The result is a construction boom and a continued level of government service, but also eye-popping deficits that have exceeded $10 billion in each of the last two years.
Alberta's credit rating has gotten warnings or downgrades and interest payments are now over $1 billion a year.
The opposition parties say Notley has refused to make the hard decisions, putting future taxpayers on the hook.
"They have gone and utilized their ideology to move the province in one particular direction without any kind of accountability or transparency," said Wildrose Leader Brian Jean.
Ric McIver, the Progressive Conservative leader in the legislature, said while it's still best to govern, his new role in opposition has its advantages.
"I get to get up on my feet and explain to Albertans just how bad this government is," said McIver. "It's such a target-rich environment."
There have been mistakes, particularly the rollout of a controversial farm safety bill that was passed late in 2015. The bill puts farms under occupational health and safety rules and allows paid farm help to get Workers' Compensation benefits.
Fears the bill would strangle family farms in red tape were worsened by contradictory information disseminated by the province. There were massive protest rallies at the legislature, threats to Notley and caucus members.
"As a former resident of rural Alberta, it's just inexplicable how badly that (bill) was handled," said Lori Williams, a political scientist at Mount Royal University in Calgary.
But Williams said, overall, she gives Notley high marks for a collaborative leadership style, bringing together a coalition of oil people and environmentalists for her climate plan. That plan, which includes a carbon tax on gas and home heating, was cited by Prime Minister Justin Trudeau as a key reason he approved new pipeline projects last year, including a vital expansion from Alberta to the B.C. coast.
The NDP has also made front-line changes to help families, including school nutrition programs, new rules for payday loan operators, and cuts to school fees.
It ran a gender-balanced slate of candidates in 2015, then struck the second gender-balanced cabinet in Canadian history and created Canada's first stand-alone Status of Women ministry.
The conundrum for the NDP now, said Williams, is that Notley is far more popular than her government.
"I'm struck by the number of people who say, 'I'm not an NDP supporter, but she's doing a pretty good job,"' said Williams.
"It's really the Rachel Notley show.

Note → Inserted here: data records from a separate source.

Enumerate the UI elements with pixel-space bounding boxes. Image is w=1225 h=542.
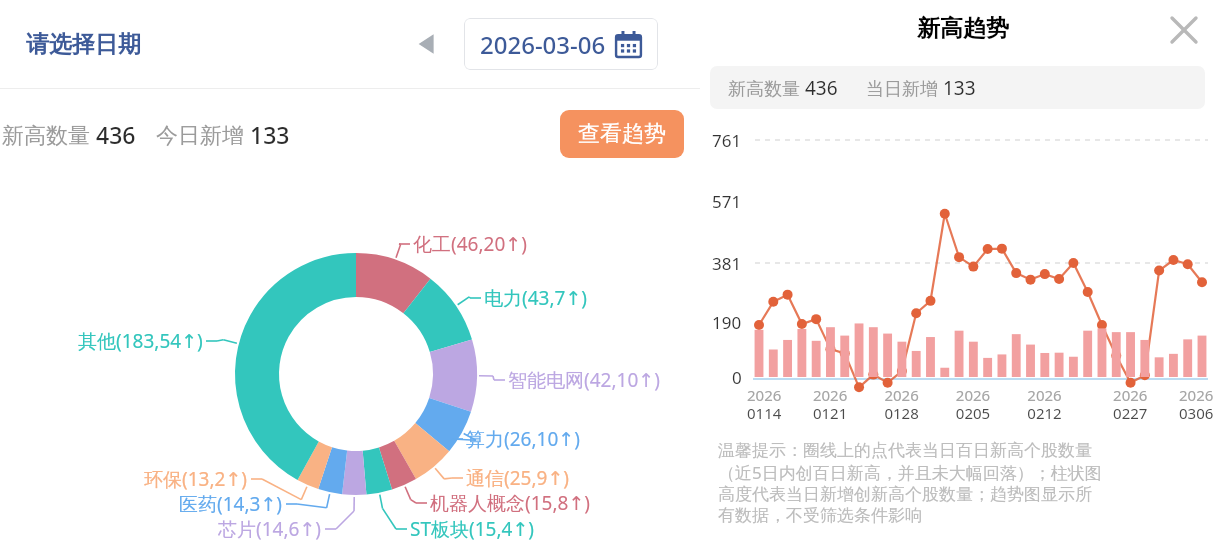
button[interactable]: Previous day (410, 27, 444, 61)
staticText: 新高数量 (728, 76, 805, 101)
staticText: 请选择日期 (26, 30, 141, 59)
staticText: （近5日内创百日新高，并且未大幅回落）；柱状图 (718, 461, 1102, 484)
button[interactable]: Close (1162, 8, 1206, 52)
button[interactable]: 查看趋势 (560, 110, 684, 158)
staticText: 新高数量 (2, 119, 96, 149)
staticText: 436 (96, 119, 136, 150)
staticText: 436 (805, 75, 838, 101)
staticText: 今日新增 (156, 119, 250, 149)
staticText: 2026-03-06 (480, 28, 606, 61)
staticText: 温馨提示：圈线上的点代表当日百日新高个股数量 (718, 440, 1092, 461)
staticText: 当日新增 (866, 76, 943, 101)
staticText: 高度代表当日新增创新高个股数量；趋势图显示所 (718, 484, 1092, 505)
staticText: 133 (250, 119, 290, 150)
button[interactable]: 2026-03-06 (464, 18, 658, 70)
staticText: 新高趋势 (917, 14, 1009, 43)
staticText: 查看趋势 (578, 120, 666, 148)
staticText: 有数据，不受筛选条件影响 (718, 505, 922, 526)
staticText: 133 (943, 75, 976, 101)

There's no way around that."
Calgary pollster Janet Brown said she hears the same thing.
"People tell me, 'I think the premier knows what she's doing, but she has a lot of really inexperienced people on her team,"' said Brown.
The second half of Notley's term will see the run-up to the election and more jockeying among the two main right-centre opposition parties.

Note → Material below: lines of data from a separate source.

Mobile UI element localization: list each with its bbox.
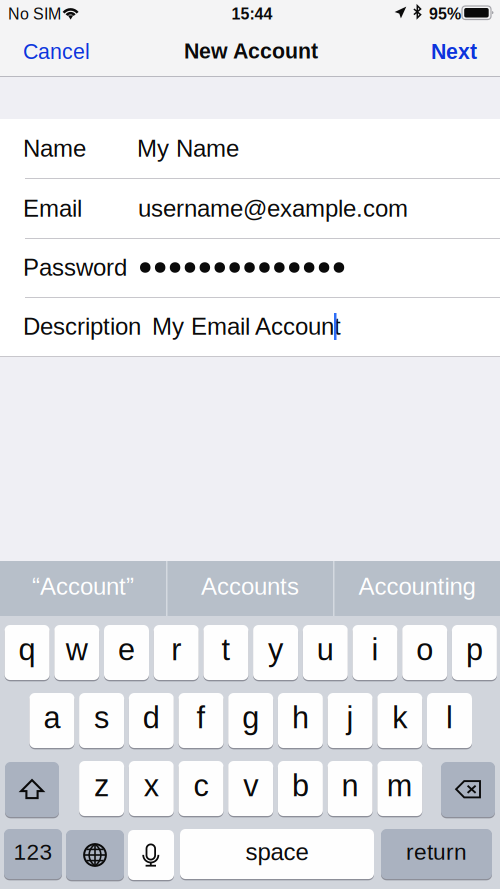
- staticText: return: [406, 839, 467, 865]
- staticText: My Email Account: [152, 313, 341, 340]
- staticText: m: [387, 768, 413, 803]
- staticText: b: [292, 768, 309, 803]
- button[interactable]: Dictation: [128, 829, 174, 881]
- staticText: f: [196, 700, 206, 735]
- staticText: Next: [431, 40, 477, 63]
- staticText: i: [372, 632, 378, 667]
- staticText: u: [317, 632, 334, 667]
- staticText: g: [242, 700, 259, 735]
- button[interactable]: “Account”: [0, 561, 166, 616]
- button[interactable]: space: [180, 829, 374, 881]
- staticText: No SIM: [8, 5, 61, 23]
- button[interactable]: u: [303, 625, 348, 682]
- staticText: k: [392, 700, 407, 735]
- button[interactable]: Email: [0, 179, 500, 238]
- staticText: w: [66, 632, 88, 667]
- staticText: c: [194, 768, 208, 803]
- staticText: My Name: [137, 135, 239, 162]
- button[interactable]: j: [328, 693, 373, 750]
- staticText: e: [118, 632, 135, 667]
- button[interactable]: return: [381, 829, 492, 881]
- staticText: username@example.com: [138, 195, 408, 222]
- staticText: Cancel: [23, 40, 90, 63]
- staticText: 95%: [429, 5, 461, 23]
- staticText: x: [144, 768, 159, 803]
- button[interactable]: z: [79, 761, 124, 818]
- staticText: z: [94, 768, 109, 803]
- button[interactable]: y: [253, 625, 298, 682]
- staticText: space: [246, 839, 308, 865]
- button[interactable]: Description: [0, 297, 500, 356]
- button[interactable]: b: [278, 761, 323, 818]
- staticText: n: [342, 768, 359, 803]
- button[interactable]: d: [129, 693, 174, 750]
- button[interactable]: l: [427, 693, 472, 750]
- button[interactable]: p: [452, 625, 497, 682]
- button[interactable]: a: [29, 693, 74, 750]
- button[interactable]: k: [377, 693, 422, 750]
- staticText: j: [347, 700, 354, 735]
- button[interactable]: Shift: [5, 761, 59, 818]
- staticText: o: [416, 632, 433, 667]
- staticText: t: [221, 632, 230, 667]
- staticText: p: [466, 632, 483, 667]
- staticText: Accounting: [358, 573, 476, 600]
- staticText: Accounts: [201, 573, 299, 600]
- button[interactable]: h: [278, 693, 323, 750]
- button[interactable]: t: [203, 625, 248, 682]
- staticText: l: [446, 700, 453, 735]
- button[interactable]: r: [154, 625, 199, 682]
- staticText: Password: [23, 254, 127, 281]
- button[interactable]: v: [228, 761, 273, 818]
- staticText: New Account: [184, 39, 318, 63]
- button[interactable]: Next keyboard: [66, 829, 124, 881]
- button[interactable]: s: [79, 693, 124, 750]
- staticText: q: [19, 632, 36, 667]
- staticText: a: [43, 700, 60, 735]
- staticText: v: [243, 768, 258, 803]
- button[interactable]: n: [328, 761, 373, 818]
- button[interactable]: q: [5, 625, 50, 682]
- staticText: 15:44: [232, 5, 272, 23]
- staticText: Email: [23, 195, 82, 222]
- staticText: Name: [23, 135, 86, 162]
- button[interactable]: c: [178, 761, 224, 818]
- button[interactable]: Delete: [441, 761, 495, 818]
- staticText: 123: [14, 839, 52, 865]
- staticText: h: [292, 700, 309, 735]
- staticText: “Account”: [32, 573, 134, 600]
- button[interactable]: g: [228, 693, 273, 750]
- button[interactable]: Accounts: [167, 561, 333, 616]
- button[interactable]: i: [352, 625, 398, 682]
- button[interactable]: m: [377, 761, 422, 818]
- button[interactable]: x: [129, 761, 174, 818]
- button[interactable]: w: [54, 625, 99, 682]
- button[interactable]: o: [402, 625, 447, 682]
- staticText: Description: [23, 313, 141, 340]
- staticText: d: [143, 700, 160, 735]
- staticText: y: [268, 632, 283, 667]
- button[interactable]: e: [104, 625, 149, 682]
- staticText: s: [94, 700, 109, 735]
- button[interactable]: Cancel: [23, 36, 113, 67]
- button[interactable]: f: [178, 693, 224, 750]
- button[interactable]: Name: [0, 119, 500, 178]
- button[interactable]: 123: [4, 829, 62, 881]
- button[interactable]: Accounting: [334, 561, 500, 616]
- button[interactable]: Next: [397, 36, 477, 67]
- staticText: r: [171, 632, 181, 667]
- button[interactable]: Password: [0, 238, 500, 297]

Jean's Wildrose party and the PCs, who have elected ex-federal Conservative cabinet minister Jason Kenney as their new boss, are in talks to merge.
Greg Clark, the leader and only Alberta Party member in the legislature, says a merger would likely move those parties further right, away from the political centre, opening up possibilities for his team as centrists look for a new home.
"We're seeing a shift in the political landscape," said Clark.
Brown said how the parties fare in 2019 is a mug's game at this point. The NDP won in 2015 because Albertans were concerned about education and health care, she said.
"Everything Albertans are thinking and feeling they're filtering through the economy right now," said Brown.
"And that is making it really challenging for (Notley's) government to stay popular under those conditions."